I moved to London in May this year, and have to admit that the capital is growing on me. It is still unnerving to see commuters act like ghosts on the Tube, pigeons squabbling over a squished piece of gum, and know that my lungs, and the lungs of every tree around me, are inhaling illegal levels of air pollution…
BUT, it is the bustle, the diversity, the dirty wrappers that make this city. When you can plainly see the issue (or tread in it), you can find the determination and resources to find a solution, whether individually or at the community level. Chewing gum campaigns, anti-food waste events, music as capacity-building for young people, clothes swaps, community clean-up campaigns…
I haven’t found my niche yet, but that doesn’t matter. It’s actually pretty nice to be lost and a bit confused, as it provokes a curiosity to explore (with the help of City Mapper) the nooks and crannies to find faith in community, nature and culture in London.
Here are just some of the activities that have really settled me into London life these past few months:
Gardening in Camden
I do a voluntary gardening role at a little one-acre garden in Camden. Here, I work under the supervision of Jobs in Mind, a charity using gardening, youth groups and other community-building ventures to boost confidence, skills and employability of people living with mental health conditions.
The role is incredibly humbling, seeing members proactively turn up and do physical work, interact and build friendships several days a week. I’ve realised how much I love working outdoors too, using my hands to do delicate tasks such as transplanting lettuces or direct sowing kale seeds, or dirtying my jeans while piling wheelbarrows high with worcester-sauce-smelling Council compost (available from many boroughs in London, FYI!).
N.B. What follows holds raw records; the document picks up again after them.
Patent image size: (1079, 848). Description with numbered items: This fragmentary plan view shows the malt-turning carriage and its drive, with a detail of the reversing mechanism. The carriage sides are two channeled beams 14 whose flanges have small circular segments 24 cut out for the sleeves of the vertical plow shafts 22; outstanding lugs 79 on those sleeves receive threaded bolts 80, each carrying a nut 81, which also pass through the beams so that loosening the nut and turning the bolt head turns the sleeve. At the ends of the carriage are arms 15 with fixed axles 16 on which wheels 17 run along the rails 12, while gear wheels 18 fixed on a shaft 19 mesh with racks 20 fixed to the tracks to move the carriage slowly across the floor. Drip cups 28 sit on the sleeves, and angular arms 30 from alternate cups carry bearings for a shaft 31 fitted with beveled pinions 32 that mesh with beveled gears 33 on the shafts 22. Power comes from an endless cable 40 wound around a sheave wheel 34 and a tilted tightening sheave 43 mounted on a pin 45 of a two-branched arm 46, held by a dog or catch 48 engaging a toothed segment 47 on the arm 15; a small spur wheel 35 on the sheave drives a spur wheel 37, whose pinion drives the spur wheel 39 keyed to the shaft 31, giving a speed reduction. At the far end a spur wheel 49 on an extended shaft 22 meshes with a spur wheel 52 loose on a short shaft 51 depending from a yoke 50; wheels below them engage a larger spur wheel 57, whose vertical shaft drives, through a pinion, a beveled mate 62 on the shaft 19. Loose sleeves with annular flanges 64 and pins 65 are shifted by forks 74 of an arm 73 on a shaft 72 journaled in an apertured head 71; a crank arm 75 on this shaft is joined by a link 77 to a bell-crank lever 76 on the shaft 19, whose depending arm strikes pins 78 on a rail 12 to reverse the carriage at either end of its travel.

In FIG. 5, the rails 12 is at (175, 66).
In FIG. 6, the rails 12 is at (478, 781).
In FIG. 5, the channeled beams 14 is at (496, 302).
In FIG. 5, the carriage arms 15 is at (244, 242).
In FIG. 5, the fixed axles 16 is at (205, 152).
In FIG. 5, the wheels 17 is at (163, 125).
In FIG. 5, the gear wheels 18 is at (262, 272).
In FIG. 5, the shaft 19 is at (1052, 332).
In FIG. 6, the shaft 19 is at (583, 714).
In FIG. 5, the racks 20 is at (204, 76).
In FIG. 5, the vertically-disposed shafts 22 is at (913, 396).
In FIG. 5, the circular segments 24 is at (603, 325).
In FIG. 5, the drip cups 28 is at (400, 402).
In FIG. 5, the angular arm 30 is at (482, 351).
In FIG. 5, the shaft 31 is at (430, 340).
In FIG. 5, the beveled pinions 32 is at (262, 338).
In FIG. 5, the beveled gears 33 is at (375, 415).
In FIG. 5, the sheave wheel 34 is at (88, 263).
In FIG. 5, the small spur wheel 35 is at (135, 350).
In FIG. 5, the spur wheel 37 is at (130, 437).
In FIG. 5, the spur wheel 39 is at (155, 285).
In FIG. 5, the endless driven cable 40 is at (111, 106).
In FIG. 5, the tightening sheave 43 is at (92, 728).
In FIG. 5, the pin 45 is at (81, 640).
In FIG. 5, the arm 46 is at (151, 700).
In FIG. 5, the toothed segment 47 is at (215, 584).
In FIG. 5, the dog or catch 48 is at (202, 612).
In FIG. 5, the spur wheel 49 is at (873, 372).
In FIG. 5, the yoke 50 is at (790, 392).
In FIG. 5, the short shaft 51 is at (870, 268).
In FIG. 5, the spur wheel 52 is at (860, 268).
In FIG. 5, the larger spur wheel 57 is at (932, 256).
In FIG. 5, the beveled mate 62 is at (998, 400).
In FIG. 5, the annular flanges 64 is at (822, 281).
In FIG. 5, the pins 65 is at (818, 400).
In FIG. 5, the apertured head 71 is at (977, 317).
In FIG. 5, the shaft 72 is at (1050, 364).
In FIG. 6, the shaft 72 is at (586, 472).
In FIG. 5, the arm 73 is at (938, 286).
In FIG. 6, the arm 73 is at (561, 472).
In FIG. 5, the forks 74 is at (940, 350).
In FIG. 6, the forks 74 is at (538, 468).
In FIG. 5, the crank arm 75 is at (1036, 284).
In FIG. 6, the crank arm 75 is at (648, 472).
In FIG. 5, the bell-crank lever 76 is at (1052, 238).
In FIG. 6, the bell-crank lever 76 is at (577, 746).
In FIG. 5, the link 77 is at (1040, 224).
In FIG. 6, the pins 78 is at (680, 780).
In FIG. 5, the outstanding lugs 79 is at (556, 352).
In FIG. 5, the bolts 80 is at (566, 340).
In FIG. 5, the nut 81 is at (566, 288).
Seeing the leaves change colour and fall, burying our little emerging seedlings in their raised beds, makes me appreciate the seasons and the uncontrollability of nature. I have to learn patience, the best skill to have in London: If winter winds want to blow and tear down fleecing covering kale, or squirrels want to dig for nuts in onion beds, they bloody well will. We will take time to re-sow seeds, cover and warm kale beds, and be respectful rather than try and control the living environment.
No food waste meals
One of the rewards of volunteering in the garden is being able to take fresh, organic produce home. Hands down, I have cooked some of the best meals of the year using chard, green tomatoes and chillies from the garden.
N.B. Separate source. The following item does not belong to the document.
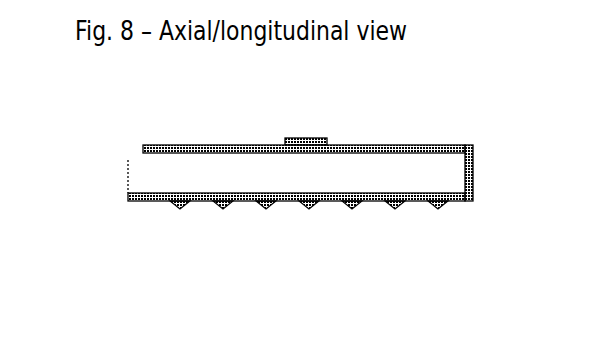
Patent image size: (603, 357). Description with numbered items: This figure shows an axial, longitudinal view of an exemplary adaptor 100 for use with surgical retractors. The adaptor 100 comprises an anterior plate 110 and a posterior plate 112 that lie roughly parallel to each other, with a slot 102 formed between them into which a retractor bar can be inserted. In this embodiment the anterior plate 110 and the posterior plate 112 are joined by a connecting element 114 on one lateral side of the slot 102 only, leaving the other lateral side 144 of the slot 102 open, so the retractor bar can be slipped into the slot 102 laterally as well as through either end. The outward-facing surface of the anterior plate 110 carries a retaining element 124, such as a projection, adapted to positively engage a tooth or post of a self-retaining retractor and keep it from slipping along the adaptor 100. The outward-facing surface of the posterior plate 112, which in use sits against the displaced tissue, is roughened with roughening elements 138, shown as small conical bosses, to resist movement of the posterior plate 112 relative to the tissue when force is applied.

I do realise that having access to a garden space in London is a luxury, and so I have also been on the look-out for events and organisations that advocate for a no-waste, shared economy. Shared economies focus on less tangible indicators of progress, such as community wellbeing, capacity and effective growth of human resources. They also focus on re-valuing and re-using resources, so that nothing is wasted.
If you want to treat yourself, I would recommend visiting Tom Hunt’s restaurant Poco, which uses minimal waste and seasonal ingredients. We went there for a seven-course meal which utilised ingredients from chicken skin to barley hops, and cuisines from pan-Asian to reinvigorating savoury porridge with truffle oil. At £32, it was well worth it, but I am eternally grateful for having the ability to dine there and am fully aware it is not for everyone.
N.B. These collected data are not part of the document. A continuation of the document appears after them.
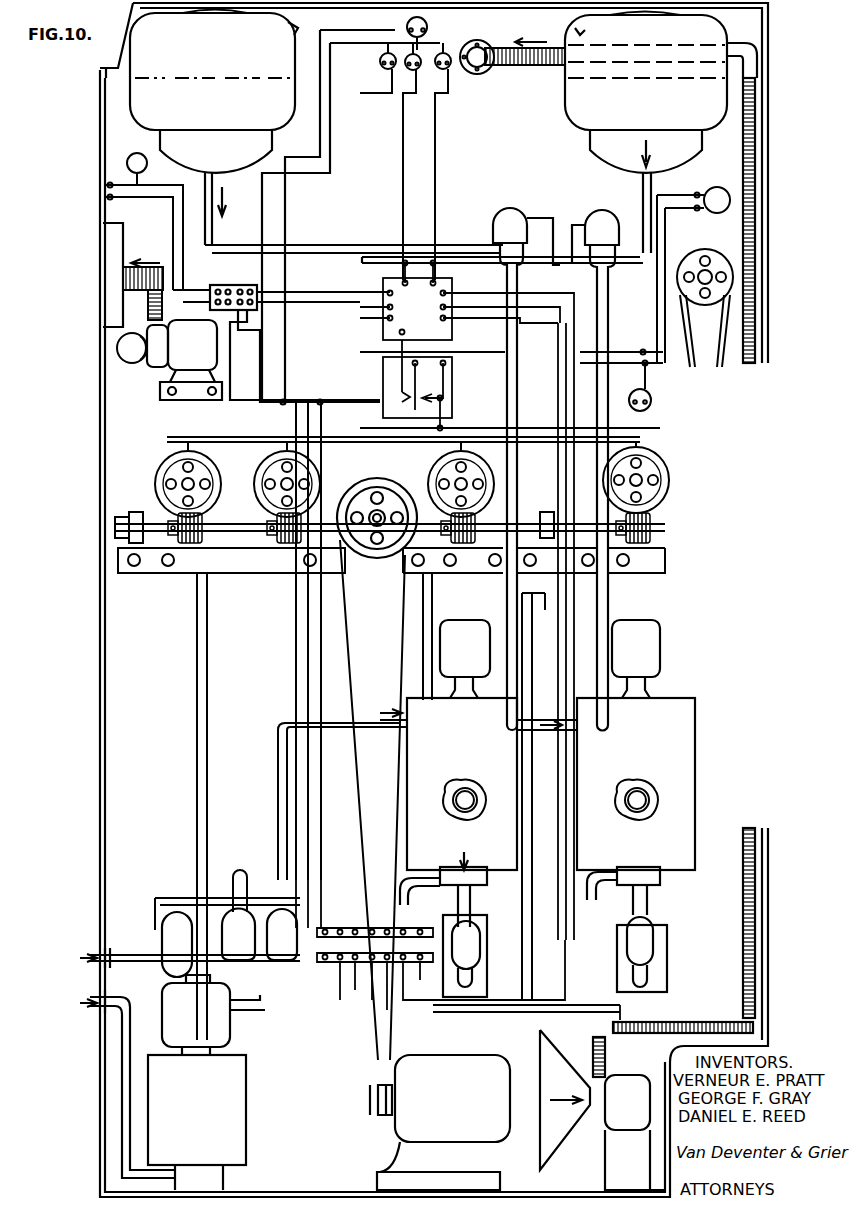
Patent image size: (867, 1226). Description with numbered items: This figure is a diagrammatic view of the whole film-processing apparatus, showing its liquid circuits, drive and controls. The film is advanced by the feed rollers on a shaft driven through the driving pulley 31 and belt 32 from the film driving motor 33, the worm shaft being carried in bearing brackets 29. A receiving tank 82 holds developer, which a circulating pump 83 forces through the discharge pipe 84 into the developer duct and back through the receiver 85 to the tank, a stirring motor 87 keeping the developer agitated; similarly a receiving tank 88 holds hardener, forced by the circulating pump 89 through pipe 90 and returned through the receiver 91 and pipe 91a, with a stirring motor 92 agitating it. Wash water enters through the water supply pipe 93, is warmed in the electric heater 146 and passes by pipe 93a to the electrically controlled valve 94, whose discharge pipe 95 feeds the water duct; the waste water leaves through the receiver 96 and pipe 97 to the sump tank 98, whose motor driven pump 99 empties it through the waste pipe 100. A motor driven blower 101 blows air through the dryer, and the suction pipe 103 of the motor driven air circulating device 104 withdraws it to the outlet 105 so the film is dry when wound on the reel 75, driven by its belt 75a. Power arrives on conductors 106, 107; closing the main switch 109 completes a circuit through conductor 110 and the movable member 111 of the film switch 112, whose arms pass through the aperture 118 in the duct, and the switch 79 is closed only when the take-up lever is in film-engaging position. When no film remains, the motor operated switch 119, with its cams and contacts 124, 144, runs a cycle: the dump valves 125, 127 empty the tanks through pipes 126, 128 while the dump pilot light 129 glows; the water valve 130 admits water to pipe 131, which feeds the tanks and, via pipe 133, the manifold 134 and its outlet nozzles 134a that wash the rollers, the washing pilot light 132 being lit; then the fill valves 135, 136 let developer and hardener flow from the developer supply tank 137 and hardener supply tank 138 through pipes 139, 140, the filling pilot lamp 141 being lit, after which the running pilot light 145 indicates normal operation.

The hardener supply tank 138 is at (214, 128).
The developer supply tank 137 is at (646, 133).
The washing pilot light 132 is at (482, 45).
The filling pilot lamp 141 is at (427, 25).
The running pilot light 145 is at (373, 68).
The dump pilot light 129 is at (410, 72).
The fill valve 136 is at (526, 456).
The fill valve 135 is at (612, 200).
The pipe 140 is at (512, 380).
The switch 79 is at (693, 266).
The reel 75 is at (715, 254).
The belt 75a is at (702, 372).
The pipe 139 is at (608, 395).
The aperture 118 is at (648, 408).
The main switch 109 is at (127, 161).
The conductor 106 is at (144, 226).
The conductor 107 is at (123, 198).
The outlet 105 is at (117, 243).
The motor driven air circulating device 104 is at (268, 345).
The suction pipe 103 is at (130, 363).
The motor operated switch 119 is at (445, 330).
The conductor 110 is at (460, 355).
The film switch 112 is at (452, 400).
The movable member 111 is at (437, 380).
The contact 124 is at (402, 405).
The contact 144 is at (435, 406).
The manifold 134 is at (532, 448).
The outlet nozzles 134a is at (285, 450).
The driving pulley 31 is at (372, 560).
The belt 32 is at (380, 630).
The receiver 96 is at (231, 560).
The receiver 91 is at (534, 560).
The receiver 85 is at (647, 562).
The bearing brackets 29 is at (548, 512).
The pipe 133 is at (562, 506).
The pipe 91a is at (432, 602).
The pipe 97 is at (207, 700).
The pipe 131 is at (280, 786).
The stirring motor 92 is at (465, 659).
The stirring motor 87 is at (636, 659).
The receiving tank 88 is at (478, 784).
The receiving tank 82 is at (636, 784).
The circulating pump 89 is at (487, 878).
The pipe 90 is at (428, 878).
The dump valve 127 is at (476, 940).
The pipe 128 is at (470, 982).
The circulating pump 83 is at (656, 891).
The discharge pipe 84 is at (592, 900).
The dump valve 125 is at (647, 940).
The pipe 126 is at (645, 983).
The discharge pipe 95 is at (240, 862).
The electrically controlled valve 94 is at (238, 935).
The water valve 130 is at (283, 934).
The electric heater 146 is at (178, 944).
The water supply pipe 93 is at (190, 950).
The pipe 93a is at (218, 930).
The waste pipe 100 is at (128, 977).
The motor driven pump 99 is at (213, 1011).
The sump tank 98 is at (197, 1118).
The film driving motor 33 is at (440, 1122).
The motor driven blower 101 is at (602, 1110).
If you are strapped for cash, check out Disco Soups around London. We visited one in Pinner, hosted by various charities such as FareShare and the West London Waste Authority.
Charismatic staff dressed in carrot and farmer outfits jumped around, telling us all about what we can do in our households and how to know more about supermarket waste. It was not just talk: we all got involved in cutting up vegetables for a waste-free, vegetarian feast, and there was a chance to get sweaty on the dance floor or on a bike-powered smoothie machine. I felt a bit guilty seeing a small child frantically peddling away to produce a blackberry and banana drink, but the results were far too good to care for long…
Drawing as mindfulness
Finally, I have got really into doodling and illustration.
Elkhart Tolle, author of Power of Now, said that even if you are just relaxing, relax fully. Be completely present and surrender to the relax, don’t question what you ‘should’ be doing, and it will make that (probably small amount of) time feel so much more valuable.
Doodling is my idea of true relaxation.
I haven’t splashed out in order to quench my artistic thirst: I bought some really cheap pens (Crayola, as a true Geographer would), some biros and sketch pad, and just get them out whenever the mood strikes me.
For example, when I was anxious, I doodled a ‘Breathe’ illustration, with the upwards curves of the squiggles signifying my ‘breath in’ and the downwards ones my ‘breath out’. Every time I feel a pang, I now return to that drawing and trace the lines with my fingers.
I also love creating visual education tools, such as doodling the key messages in book chapters. If you have the artistic talent, or simply courage to draw and not care how it turns out, I recommend learning through doodling, particularly for facts. Even a few months on, I can visualise what goes into an organic compost thanks to my doodle…
Maybe they should change the quote: Give a man a fish, he will eat for a day. Teach a man how to doodle interpretations of fishing guidelines, and he will fish for a lifetime.